A hypothetical complex sentence is a complex sentence that has two structures, but the meaning is unequal or not parallel. The two structures are combined into one sentence followed by the conjunctions if, because, when, and so . The following is an example of a hypothetical complex sentence.

  • I want to go to Saudi Arabia if I have enough money.
  • Fina didn’t go to school today because she was being treated at the hospital.
  • Nisa was not at home when the earthquake was in progress.
  • Eat and drink a lot to be healthy and stay strong.
  • Do not throw garbage anywhere, including in the river because it can cause flooding during the rainy season.
  • Erna watched a horror movie at the cinema with her friends tonight, so she didn’t do her schoolwork.
  • Mother closed all the windows when it got dark.

For more details in understanding examples of simple and complex sentences, consider the following table.

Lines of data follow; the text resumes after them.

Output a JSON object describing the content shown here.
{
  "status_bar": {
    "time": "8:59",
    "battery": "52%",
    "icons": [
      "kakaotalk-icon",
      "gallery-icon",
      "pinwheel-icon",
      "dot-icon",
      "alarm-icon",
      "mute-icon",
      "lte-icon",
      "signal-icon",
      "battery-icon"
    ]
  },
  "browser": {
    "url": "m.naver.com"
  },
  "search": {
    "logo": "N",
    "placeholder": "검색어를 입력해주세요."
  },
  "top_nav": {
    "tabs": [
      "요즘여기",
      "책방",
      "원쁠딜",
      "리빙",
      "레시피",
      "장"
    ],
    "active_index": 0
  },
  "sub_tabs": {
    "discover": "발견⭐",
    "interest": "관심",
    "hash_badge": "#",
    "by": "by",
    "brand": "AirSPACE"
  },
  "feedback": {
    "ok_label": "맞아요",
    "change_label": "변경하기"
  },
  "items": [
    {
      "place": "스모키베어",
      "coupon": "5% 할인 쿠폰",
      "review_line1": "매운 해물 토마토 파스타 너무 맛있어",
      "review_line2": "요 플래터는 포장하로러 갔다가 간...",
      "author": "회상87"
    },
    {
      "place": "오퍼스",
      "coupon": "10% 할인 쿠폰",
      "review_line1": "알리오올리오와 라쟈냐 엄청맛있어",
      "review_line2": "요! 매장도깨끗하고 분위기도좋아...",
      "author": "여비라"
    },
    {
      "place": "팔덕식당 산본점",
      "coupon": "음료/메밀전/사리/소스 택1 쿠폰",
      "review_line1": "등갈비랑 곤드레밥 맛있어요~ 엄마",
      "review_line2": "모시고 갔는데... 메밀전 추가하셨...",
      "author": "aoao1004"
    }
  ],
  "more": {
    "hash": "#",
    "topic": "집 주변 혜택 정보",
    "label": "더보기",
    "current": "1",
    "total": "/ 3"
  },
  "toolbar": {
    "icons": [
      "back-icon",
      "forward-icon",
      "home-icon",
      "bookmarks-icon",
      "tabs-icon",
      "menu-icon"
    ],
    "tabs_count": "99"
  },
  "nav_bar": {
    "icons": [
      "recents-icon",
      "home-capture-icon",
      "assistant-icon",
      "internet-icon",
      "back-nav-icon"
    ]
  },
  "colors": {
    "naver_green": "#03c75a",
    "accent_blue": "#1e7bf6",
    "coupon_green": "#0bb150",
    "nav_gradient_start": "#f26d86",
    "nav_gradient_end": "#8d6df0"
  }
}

No. Simplex Sentence Complex Sentences
1. Father goes to the office. Father went to the office, while Mulyati went to school.
2. The house is old. The house is old, but looks good.
3. Mother is sewing. Mother sewed clothes and decorative flags.
4. The book is old. The book is old, but useful.
5. Noni waters the flowers. Noni watered the flowers, her sister helped her.

These are the characteristics and examples of simple and complex sentences in Indonesian lessons. Hopefully the explanation above can help you learn Indonesian. Eager to learn!